The very first scene is Jack White building a make shift electric guitar out of a plank of wood, a coke bottle, a pickup, some string, and a hammer and nails. "Who need to buy a guitar" he muses. The Edge tells you about how he and his brother built an electric guitar from scratch when he was 10 years old, including carving the body and neck, carving grooves for frets, laying the metal frets into those grooves, winding the wire around the magnets to make the pickups...

There are lots of scenes of each of them on their own, in their own element, doing their own process.
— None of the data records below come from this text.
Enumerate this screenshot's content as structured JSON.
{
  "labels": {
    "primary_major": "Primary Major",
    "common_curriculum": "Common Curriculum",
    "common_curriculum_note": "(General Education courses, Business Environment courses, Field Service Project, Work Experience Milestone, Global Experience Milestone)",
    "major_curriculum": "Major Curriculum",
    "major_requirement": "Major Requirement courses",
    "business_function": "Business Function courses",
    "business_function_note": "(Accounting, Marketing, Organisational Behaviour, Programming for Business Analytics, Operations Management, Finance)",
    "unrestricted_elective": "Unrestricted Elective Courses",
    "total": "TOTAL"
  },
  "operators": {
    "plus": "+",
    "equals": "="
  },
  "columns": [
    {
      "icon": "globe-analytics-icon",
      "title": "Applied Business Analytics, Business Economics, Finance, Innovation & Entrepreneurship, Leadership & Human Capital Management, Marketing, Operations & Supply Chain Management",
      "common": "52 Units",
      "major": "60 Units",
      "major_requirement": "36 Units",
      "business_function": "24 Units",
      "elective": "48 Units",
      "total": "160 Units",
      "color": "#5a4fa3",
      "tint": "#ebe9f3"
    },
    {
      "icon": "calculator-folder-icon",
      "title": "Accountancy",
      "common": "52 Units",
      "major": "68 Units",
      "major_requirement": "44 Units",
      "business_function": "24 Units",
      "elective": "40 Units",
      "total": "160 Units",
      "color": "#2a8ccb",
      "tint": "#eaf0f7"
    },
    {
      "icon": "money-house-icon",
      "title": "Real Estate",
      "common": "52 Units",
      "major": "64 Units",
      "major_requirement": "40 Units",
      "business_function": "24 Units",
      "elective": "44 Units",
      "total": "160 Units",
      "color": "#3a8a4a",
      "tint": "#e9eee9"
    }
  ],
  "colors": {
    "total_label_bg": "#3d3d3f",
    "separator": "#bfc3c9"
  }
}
Eventually, they all arrive in a sort of studio room... more like a movie studio than a music studio... but all of their own equipment is there, set up by their own people. They all talk about music, guitars, their experience in the business, their process... everything.

At one point you see Jack White and The Edge talking and doing stuff when Jimmy Page starts to rock out some recognizable Zeppelin riff. The two of them almost turn white as their jaws seem to hit the floor. Everything instantly stops as their attention is glued to the rock legend.

There's not nearly enough playing, in my opinion. But there is some... and what they have is good. They all jam out together on Zeppelin's "In My Time of Dying". A great number for fans of gritty slide guitar, which is perfect for Jack White. The Edge puts his own technical, crisp, clean, non-gritty spin on it. Even blindfolded, you would be able to pick out each one's style with no problem. They wrap it up by working out a group version of "The Weight" by The Band.

I learned quite a bit about Jimmy Page. I didn't really know much about him except he was from England and played in The Yardbirds. I had no idea about his life as a studio musician, writing and playing jingles for commercials and movies, as well as Musak.

I was also incredibly impressed by Jack White and his story. I knew virtually nothing about him... wasn't even sure if his drummer was his wife or what... turns out it's his sister. I wasn't sure if he was all talk, playing up some sort of image, but he comes across as a real and authentic. He talks about having virtually nothing while growing up, but scraping together enough music equipment that his bed couldn't fit in his room anymore, so he slept on a mat on the floor. He loves working with old dented broken, half out of tune guitars and pianos. There are also some almost scary similarities between him and Jimmy Page in some really strange ways... like in the old records they both listened to as kids, and some of the songs they chose to play early on.

If you are a fan of rock guitar, or rock music in general, this is a MUST SEE.

ADDENDUM: It is now November 26, 2011 when I'm looking back at these old blog entries, and I felt I had to add that I have since found out that Jack White's drummer in The White Stripes IS his ex-wife, and NOT his sister. And while I still dig Jack White, I really can't believe a word he says.